New ligands for in vivo chelation of Pu(IV) are being synthesized and evaluated in mice for efficacy and toxicity. Biokinetic studies of the new ligands, CaNa3-DTPA, and Pu(IV) are major components of those investigations. Young adult female mice were injected intravenously (iv) with 3H-inulin, 14C-CaNa3-DTPA, or 238Pu(IV) citrate to provide baseline data for plasma clearance, tissue uptake, and excretion rates and to determine the dilution volume (VOD) and renal clearance rate (RC) of filterable substances. Published plasma clearance data for iv-injected 14C-CaNa3-DTPA and Pu(IV) citrate in Reference Man, dog, and rat were collected. Based on combined data for 3H-inulin and 14C-CaNa3-DTPA, VOD = 17% of body weight and RC = 18 mL kg(-1) min(-1) for mice. Retention of 14C-CaNa3-DTPA in the four species is proportional to body weight and inversely proportional to RC: Integrals of the retention of 14C-CaNa3-DTPA from R(t) = 1.0 to R(t) = 0.05 are 108, 43, 28, and 10 DF min, respectively, for Reference Man, dog, rat, and mouse. Clearances of iv-injected Pu(IV) citrate from plasma are in the same order: The plasma curve integrals from injection to 1440 min are 840, 640, 280, and 67 DF min, respectively, for Reference Man, dog, rat, and mouse. In mice, a large fraction of newly injected Pu(IV) is rapidly transferred to the interstitial water of bulk soft tissue (excluding liver and kidneys), from which it is cleared at the same rate as from the plasma. Rapid plasma clearance, escape into interstitial water (22%ID at 20 min), significant early urinary excretion (8%ID in 12 h), and prompt deposition in liver and skeleton (complete in 12 h) are evidence of inefficient binding to plasma protein (mainly transferrin) of newly injected Pu(IV) in mice. Conversely, slow plasma clearance, little early urinary excretion, and delayed deposition in liver and skeleton reflect more efficient binding by transferrin of newly injected Pu(IV) in Reference Man and dog. Pharmacokinetic parameters (effective dosage, effective concentration) of CaNa3-DTPA, alone or combined with plasma Pu(IV) integrals, yielded only qualitative predictions of the relative efficacies of CaNa3-DTPA therapy in four species. The need for improved models of Pu(IV) and ligand biokinetics and the suitability of the three animals for predicting chelation therapy outcomes in humans are discussed.

Predicting the kinetics of chelating agents in man from animal data.

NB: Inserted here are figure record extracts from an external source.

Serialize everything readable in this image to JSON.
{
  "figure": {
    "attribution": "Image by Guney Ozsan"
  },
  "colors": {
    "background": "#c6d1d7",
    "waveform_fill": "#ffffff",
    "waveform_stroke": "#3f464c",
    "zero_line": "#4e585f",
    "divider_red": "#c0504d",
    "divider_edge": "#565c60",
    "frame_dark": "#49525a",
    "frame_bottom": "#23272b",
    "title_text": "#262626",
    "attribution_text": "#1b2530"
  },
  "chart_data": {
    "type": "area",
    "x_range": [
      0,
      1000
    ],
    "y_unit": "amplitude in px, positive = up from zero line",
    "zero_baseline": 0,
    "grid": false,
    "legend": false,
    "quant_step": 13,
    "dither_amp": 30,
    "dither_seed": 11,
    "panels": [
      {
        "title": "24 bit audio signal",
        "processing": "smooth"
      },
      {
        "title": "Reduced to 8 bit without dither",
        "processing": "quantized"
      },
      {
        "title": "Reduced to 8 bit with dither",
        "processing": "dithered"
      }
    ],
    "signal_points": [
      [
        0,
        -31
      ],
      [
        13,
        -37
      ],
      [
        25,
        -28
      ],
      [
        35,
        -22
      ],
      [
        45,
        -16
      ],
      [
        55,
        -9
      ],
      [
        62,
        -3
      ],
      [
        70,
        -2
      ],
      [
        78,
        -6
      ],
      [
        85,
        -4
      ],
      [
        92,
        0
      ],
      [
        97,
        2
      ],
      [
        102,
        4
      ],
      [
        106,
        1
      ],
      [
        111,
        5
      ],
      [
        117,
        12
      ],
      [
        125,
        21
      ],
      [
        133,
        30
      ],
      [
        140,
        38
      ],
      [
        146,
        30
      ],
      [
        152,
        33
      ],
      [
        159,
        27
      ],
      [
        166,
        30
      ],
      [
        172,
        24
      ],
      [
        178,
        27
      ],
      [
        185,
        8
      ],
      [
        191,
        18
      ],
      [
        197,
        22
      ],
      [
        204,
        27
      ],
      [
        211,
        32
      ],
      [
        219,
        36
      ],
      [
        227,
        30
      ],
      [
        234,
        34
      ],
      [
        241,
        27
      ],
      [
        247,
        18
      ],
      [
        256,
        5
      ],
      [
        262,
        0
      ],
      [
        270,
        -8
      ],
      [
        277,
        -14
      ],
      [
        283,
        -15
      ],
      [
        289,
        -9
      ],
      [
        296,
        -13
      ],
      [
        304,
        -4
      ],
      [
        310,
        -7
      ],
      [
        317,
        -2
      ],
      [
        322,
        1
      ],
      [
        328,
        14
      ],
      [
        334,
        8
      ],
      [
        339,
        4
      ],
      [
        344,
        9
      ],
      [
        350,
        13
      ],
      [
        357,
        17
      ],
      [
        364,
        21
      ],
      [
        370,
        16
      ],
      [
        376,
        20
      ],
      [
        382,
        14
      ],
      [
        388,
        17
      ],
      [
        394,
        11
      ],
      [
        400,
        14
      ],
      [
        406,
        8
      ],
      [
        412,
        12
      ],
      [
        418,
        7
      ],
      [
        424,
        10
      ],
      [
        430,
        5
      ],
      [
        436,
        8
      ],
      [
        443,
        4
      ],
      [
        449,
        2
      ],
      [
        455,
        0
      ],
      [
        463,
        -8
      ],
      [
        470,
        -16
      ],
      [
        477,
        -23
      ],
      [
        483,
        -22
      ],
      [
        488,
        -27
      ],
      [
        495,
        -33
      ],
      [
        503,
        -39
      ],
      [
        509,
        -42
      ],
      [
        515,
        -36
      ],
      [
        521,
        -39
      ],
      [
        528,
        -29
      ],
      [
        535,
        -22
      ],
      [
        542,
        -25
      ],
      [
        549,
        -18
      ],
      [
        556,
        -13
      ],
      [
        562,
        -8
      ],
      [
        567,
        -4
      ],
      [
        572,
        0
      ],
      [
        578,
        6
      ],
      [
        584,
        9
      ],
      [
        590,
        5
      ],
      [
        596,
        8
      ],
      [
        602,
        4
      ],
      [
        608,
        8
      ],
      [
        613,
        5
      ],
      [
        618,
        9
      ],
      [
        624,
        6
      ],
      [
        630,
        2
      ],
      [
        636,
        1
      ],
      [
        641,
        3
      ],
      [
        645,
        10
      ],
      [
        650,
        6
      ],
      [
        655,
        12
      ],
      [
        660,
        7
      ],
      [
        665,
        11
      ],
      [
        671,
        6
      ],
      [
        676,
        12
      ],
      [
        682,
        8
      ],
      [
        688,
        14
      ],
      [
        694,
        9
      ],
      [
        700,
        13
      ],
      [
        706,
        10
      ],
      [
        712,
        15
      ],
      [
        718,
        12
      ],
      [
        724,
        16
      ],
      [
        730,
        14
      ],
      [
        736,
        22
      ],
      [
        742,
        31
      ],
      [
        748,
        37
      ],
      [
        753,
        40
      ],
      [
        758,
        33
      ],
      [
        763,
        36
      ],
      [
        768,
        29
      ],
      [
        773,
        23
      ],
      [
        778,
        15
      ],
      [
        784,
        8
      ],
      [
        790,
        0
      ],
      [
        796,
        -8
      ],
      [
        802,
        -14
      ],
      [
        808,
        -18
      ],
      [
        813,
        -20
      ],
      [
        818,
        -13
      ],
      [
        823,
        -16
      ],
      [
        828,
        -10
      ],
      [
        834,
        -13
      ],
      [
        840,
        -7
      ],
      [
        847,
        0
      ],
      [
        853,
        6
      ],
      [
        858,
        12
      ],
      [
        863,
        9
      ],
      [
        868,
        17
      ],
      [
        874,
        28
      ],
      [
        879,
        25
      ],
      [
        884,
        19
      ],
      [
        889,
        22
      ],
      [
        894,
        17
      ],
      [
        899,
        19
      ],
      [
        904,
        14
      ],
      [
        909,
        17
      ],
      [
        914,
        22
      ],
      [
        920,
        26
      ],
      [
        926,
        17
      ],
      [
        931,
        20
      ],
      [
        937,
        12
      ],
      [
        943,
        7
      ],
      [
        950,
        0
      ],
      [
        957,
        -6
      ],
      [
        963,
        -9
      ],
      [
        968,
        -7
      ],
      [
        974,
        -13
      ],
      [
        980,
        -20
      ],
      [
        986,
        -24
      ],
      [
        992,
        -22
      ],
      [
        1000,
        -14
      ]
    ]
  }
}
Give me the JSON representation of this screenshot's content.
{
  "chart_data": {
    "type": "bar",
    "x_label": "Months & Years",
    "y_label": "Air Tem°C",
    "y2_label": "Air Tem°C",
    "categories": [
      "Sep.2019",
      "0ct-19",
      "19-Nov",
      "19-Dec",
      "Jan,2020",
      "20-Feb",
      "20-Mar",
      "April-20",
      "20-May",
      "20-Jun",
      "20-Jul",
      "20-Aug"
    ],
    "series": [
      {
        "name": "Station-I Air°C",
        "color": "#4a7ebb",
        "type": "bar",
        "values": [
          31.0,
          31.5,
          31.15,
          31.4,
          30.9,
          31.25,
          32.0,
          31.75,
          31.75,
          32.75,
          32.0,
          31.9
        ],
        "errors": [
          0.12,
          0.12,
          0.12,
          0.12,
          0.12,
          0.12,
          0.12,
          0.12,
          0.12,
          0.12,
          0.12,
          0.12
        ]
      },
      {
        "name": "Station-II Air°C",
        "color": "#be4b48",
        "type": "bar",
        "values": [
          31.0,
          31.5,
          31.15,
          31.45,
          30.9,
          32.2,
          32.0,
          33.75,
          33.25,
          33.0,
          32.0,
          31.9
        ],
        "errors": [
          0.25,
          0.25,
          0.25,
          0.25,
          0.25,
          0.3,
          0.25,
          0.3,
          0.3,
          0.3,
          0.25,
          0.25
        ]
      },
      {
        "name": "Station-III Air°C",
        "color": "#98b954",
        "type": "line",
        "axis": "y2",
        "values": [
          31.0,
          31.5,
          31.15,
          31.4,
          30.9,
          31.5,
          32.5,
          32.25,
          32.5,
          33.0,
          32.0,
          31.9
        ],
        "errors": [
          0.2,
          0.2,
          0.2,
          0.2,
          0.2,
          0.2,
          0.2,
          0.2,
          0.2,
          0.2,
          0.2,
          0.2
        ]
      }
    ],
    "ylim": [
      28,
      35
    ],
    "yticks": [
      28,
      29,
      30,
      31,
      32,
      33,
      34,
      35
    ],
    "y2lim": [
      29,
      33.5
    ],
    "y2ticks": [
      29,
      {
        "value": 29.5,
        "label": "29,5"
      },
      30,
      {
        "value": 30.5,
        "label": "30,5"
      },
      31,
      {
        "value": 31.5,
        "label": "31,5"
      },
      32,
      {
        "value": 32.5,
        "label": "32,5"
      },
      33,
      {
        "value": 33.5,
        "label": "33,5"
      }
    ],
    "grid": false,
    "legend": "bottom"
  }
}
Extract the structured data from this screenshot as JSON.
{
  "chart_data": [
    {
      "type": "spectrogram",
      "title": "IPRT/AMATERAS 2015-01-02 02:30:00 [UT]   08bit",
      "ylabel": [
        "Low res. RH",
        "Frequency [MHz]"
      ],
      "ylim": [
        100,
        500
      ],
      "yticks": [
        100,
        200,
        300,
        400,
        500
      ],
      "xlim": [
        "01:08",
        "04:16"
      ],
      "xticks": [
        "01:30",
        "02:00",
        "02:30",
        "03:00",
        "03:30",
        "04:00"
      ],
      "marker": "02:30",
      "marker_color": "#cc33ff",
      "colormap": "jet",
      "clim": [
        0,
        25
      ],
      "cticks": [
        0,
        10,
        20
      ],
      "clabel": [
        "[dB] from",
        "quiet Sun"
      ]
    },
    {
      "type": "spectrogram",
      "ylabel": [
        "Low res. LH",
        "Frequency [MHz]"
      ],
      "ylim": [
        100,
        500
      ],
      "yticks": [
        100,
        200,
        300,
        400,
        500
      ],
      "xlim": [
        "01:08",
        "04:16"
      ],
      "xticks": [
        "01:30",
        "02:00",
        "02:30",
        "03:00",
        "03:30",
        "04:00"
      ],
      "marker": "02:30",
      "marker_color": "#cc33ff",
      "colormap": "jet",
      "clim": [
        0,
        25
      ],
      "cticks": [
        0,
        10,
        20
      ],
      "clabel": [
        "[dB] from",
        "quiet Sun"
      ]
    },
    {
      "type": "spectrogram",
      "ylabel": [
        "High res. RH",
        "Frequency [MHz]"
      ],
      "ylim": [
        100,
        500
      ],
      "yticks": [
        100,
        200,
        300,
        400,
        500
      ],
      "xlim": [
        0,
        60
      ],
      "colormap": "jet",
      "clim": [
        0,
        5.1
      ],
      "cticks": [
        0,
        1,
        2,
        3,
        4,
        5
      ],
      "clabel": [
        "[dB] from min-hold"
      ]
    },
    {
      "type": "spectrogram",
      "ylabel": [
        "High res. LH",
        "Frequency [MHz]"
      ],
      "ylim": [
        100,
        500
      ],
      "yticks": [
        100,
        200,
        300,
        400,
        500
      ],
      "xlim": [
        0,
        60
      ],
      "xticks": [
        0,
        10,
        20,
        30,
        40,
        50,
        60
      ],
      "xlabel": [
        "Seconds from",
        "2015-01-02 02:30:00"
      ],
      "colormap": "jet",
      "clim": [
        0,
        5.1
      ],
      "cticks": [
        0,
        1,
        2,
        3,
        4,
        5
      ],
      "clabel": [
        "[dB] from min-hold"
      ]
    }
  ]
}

Published data were collected on clearance of 82Br, 24Na, inulin, and the ligands CaNa2-EDTA and CaNa3-DTPA from plasma of rats, dogs, and adult men. Data were restructured to a common base and reanalyzed using a two-compartment open-system kinetic model with an outlet from plasma to urinary excretion or from interstitial fluid to deposition in tissues. This was used to obtain transfer rates, distribution volumes, renal clearance, tracer content of interstitial fluid, and cumulative urinary excretion. The validity of the approach was demonstrated by good agreement of the calculated distribution volumes and renal clearances of the selected tracers with published values obtained by other analytical methods. The values of the parameters of the plasma curves and the transfer rates for EDTA and DTPA in the animals were combined with physiological data to evaluate the kinetic parameters of those substances in man. The human kinetic parameters of the ligands predicted from rat or dog data differed, on the average, from the values calculated from human data by +/- 13 and +/- 38%, respectively. The effective concentration of EDTA or DTPA in body fluids from time of injection to complete excretion and the mean concentration for the first 360 min after injection was calculated to be about four times greater in man than in rats and 3.5 times greater than in dogs for equimolar amounts injected. Based on the pharmacokinetics of DTPA, chelation therapy immediately after an actinide accident involving inhalation or extensive skin damage will be more efficient and more effective if a fraction of the standard clinical ZnNa3-DTPA dosage is administered every few hours instead of as a single daily injection.